A friendlier patch of smaller cutting grass
Visibility was not good, either in terms of vistas, or of the ground. I started getting a little unnerved about the fact that I never knew what I was treading on down there. I know what it is to be bitten by a tiger snake, and don’t wish to repeat the experience. This seemed like exactly the kind of country and undergrowth where i had my first encounter and I decided I was verging on tigriphobia (or serpentiphobia) today.
Na ja. Soon enough we were on the flat top of the mountain and I navigated us towards the dot on the map that marked the summit at the far end, still quite some way away. With visibility negligible, I was hoping I’d be accurate enough to see the tiny cairn that announced victory. 1 hr 27 mins after leaving our car, we touched it. Olay. The skies were getting decidedly darker and the wind was moaning. I was not looking forward to the return journey, so, in order to give some passing helicopter a chance to float by and offer us a lift – which we would accept – I decided we should eat, as I hate eating in the rain, and we might get hungry later, even though lunch time was still nearly two hours away.

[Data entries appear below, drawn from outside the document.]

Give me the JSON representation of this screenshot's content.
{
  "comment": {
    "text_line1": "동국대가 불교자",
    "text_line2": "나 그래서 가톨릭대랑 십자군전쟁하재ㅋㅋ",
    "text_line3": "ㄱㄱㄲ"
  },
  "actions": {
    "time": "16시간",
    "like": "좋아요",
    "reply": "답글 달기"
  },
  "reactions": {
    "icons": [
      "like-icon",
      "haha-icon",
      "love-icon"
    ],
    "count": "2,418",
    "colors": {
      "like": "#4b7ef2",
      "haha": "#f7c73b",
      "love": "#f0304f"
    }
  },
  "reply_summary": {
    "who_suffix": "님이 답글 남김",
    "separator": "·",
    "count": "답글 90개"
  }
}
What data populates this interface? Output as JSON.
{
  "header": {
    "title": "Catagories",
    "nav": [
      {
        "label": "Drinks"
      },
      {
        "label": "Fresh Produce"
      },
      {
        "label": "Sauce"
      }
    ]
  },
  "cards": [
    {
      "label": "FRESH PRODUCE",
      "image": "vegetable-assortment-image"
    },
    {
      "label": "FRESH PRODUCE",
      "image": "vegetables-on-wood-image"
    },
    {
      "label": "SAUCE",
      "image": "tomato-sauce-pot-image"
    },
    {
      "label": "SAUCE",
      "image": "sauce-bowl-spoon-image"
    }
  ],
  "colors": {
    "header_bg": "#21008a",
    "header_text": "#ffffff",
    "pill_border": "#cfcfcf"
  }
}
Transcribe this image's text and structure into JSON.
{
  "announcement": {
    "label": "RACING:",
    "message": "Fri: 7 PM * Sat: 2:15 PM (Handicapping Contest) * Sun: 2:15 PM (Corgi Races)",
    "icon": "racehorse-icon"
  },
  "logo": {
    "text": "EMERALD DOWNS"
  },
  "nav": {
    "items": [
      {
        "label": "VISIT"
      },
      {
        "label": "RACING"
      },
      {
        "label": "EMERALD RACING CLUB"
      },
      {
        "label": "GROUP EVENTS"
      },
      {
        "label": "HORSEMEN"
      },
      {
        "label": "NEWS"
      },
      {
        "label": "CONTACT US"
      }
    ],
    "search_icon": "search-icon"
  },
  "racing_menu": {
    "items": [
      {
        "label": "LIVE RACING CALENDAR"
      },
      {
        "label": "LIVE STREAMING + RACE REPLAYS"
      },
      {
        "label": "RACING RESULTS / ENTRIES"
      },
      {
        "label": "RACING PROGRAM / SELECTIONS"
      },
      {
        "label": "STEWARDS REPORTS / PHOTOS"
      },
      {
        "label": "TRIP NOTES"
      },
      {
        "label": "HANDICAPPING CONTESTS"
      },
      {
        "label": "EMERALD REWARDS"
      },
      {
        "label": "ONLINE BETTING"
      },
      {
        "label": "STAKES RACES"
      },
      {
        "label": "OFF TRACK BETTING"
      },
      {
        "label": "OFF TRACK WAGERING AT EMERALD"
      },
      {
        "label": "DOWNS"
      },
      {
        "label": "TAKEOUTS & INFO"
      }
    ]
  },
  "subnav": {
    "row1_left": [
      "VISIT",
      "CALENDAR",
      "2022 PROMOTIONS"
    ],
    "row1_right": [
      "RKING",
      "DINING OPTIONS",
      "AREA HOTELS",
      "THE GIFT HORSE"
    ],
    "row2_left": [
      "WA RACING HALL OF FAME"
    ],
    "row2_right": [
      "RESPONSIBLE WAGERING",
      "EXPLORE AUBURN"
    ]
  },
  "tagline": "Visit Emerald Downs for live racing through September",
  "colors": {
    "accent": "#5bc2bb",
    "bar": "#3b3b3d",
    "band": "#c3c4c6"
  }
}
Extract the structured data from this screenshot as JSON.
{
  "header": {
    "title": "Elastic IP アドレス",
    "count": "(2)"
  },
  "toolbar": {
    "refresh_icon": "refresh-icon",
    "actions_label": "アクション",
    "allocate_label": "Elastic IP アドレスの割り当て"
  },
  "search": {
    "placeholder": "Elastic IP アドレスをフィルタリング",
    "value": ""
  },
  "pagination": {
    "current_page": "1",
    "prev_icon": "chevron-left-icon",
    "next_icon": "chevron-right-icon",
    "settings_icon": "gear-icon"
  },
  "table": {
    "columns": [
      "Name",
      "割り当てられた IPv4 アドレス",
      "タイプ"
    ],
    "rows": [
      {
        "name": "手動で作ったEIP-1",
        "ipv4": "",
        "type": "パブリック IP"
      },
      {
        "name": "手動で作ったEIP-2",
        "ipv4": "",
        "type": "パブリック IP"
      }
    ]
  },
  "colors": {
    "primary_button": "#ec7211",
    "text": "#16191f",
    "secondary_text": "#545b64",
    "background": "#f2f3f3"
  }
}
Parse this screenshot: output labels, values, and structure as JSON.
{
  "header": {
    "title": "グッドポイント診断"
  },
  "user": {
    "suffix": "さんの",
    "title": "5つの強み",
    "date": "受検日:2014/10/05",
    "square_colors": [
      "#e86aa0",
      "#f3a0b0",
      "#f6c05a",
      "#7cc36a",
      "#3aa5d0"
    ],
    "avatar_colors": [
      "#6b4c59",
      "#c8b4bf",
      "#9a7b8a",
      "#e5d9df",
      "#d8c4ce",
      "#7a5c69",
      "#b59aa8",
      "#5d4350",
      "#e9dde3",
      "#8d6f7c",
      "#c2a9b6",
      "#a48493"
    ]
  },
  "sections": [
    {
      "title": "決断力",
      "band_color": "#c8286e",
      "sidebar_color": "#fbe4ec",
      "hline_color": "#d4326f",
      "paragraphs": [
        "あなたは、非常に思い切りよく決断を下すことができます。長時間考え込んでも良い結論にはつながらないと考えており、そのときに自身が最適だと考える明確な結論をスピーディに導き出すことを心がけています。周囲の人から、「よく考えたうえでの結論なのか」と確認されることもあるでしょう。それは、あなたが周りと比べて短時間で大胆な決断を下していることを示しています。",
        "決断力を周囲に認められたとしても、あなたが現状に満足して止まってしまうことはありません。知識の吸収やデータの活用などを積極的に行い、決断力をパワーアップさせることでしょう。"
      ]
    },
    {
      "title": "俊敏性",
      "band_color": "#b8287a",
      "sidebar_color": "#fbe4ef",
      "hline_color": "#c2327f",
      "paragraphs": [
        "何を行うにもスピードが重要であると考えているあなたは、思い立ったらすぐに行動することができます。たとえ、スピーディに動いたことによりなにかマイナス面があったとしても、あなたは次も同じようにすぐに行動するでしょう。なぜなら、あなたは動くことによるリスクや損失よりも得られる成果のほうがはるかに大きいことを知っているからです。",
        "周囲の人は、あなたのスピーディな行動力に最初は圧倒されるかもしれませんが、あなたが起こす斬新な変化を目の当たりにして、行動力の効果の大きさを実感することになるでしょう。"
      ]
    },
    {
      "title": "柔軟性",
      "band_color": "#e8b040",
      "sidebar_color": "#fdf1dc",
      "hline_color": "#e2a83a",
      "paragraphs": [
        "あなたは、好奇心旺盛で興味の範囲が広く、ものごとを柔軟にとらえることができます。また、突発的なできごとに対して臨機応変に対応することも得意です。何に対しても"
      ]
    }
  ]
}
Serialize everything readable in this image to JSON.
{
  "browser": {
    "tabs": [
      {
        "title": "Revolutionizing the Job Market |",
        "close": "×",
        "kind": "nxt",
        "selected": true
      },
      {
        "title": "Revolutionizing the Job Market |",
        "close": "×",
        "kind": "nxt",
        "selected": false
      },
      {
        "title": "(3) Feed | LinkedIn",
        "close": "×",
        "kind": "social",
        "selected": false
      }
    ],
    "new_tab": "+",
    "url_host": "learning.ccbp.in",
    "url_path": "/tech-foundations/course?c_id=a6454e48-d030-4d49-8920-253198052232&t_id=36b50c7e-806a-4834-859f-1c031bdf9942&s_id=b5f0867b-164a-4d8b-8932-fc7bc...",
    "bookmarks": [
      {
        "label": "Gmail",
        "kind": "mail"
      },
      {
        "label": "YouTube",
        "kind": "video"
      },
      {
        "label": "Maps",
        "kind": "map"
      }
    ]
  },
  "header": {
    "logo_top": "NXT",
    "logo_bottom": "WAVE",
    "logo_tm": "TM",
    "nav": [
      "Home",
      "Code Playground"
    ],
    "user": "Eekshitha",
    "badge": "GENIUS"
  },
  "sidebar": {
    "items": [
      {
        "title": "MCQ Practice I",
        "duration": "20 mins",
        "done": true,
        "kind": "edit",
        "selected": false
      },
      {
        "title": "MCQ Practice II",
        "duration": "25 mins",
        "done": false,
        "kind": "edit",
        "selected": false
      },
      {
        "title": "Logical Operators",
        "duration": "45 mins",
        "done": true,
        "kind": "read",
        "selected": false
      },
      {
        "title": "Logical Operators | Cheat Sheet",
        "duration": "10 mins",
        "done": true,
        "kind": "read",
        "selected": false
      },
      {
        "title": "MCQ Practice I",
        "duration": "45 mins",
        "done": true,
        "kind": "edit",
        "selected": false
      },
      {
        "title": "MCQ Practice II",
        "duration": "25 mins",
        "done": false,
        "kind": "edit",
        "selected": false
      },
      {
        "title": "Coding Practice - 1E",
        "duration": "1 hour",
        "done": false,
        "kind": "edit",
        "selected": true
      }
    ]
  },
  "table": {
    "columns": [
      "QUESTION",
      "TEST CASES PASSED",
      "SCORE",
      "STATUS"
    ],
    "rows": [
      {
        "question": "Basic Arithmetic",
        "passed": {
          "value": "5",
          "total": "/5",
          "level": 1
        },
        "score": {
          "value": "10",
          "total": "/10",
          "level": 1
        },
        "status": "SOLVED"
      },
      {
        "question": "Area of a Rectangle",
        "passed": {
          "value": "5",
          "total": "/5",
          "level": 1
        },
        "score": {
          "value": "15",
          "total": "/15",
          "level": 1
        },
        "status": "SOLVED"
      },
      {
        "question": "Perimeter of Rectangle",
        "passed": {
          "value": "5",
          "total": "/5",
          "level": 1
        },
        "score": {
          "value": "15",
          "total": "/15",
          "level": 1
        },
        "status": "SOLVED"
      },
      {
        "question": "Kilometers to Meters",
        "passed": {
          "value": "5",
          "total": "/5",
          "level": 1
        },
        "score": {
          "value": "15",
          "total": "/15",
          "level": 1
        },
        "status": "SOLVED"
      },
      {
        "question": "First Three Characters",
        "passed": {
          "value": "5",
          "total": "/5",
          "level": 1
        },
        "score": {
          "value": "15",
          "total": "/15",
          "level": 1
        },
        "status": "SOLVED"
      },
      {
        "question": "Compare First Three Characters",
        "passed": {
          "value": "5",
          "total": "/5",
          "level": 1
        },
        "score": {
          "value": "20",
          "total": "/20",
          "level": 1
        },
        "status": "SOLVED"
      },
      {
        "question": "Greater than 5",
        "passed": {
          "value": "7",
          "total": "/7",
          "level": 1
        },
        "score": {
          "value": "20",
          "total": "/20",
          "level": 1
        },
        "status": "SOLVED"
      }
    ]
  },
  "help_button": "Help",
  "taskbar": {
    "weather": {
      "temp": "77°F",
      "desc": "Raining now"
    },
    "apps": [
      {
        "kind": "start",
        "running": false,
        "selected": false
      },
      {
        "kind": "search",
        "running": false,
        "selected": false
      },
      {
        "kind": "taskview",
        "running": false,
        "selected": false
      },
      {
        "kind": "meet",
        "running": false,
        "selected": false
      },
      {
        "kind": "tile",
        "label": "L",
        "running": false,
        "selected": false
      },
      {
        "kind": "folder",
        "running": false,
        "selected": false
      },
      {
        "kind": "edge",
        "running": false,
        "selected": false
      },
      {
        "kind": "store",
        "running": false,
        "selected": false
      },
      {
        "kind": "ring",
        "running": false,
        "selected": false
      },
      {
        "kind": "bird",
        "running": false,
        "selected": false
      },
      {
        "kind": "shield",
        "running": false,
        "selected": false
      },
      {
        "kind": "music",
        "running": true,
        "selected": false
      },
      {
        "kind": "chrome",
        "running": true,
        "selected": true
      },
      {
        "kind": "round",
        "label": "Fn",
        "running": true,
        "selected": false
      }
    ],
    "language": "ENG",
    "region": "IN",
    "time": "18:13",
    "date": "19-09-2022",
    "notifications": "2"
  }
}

We both felt that we made much better progress on the way down, firstly being further east than our ridge route up, and then swinging to be further west of our ascent. Admittedly, we did end up in some pretty stern dead ends of barricaded branches that brooked no arguments, but we also minimised the tall cutting grass, and we were going downhill. Our time of 1 hr 24 to get back to the car surprised us in that it barely bettered our time up. Going up, we were heading for a point feature, so I was careful about navigation; coming down we were heading for a line feature (road) so I decided to just go with whatever leads were easiest and walk along the road to the car at the end. This tactic brought us out in someone’s backyard about 300 metres west of the pass. The owner came onto his verandah to tell us we were trespassing, but was very nice in the presence of our humble apologies, so all was forgiven …. and now it was time for a pancake lunch. Hoorah.
It rained on the way home, and poured as we entered our driveway.
(Sorry the cyan line is broken. I was new to this toy and accidentally turned it off during the descent).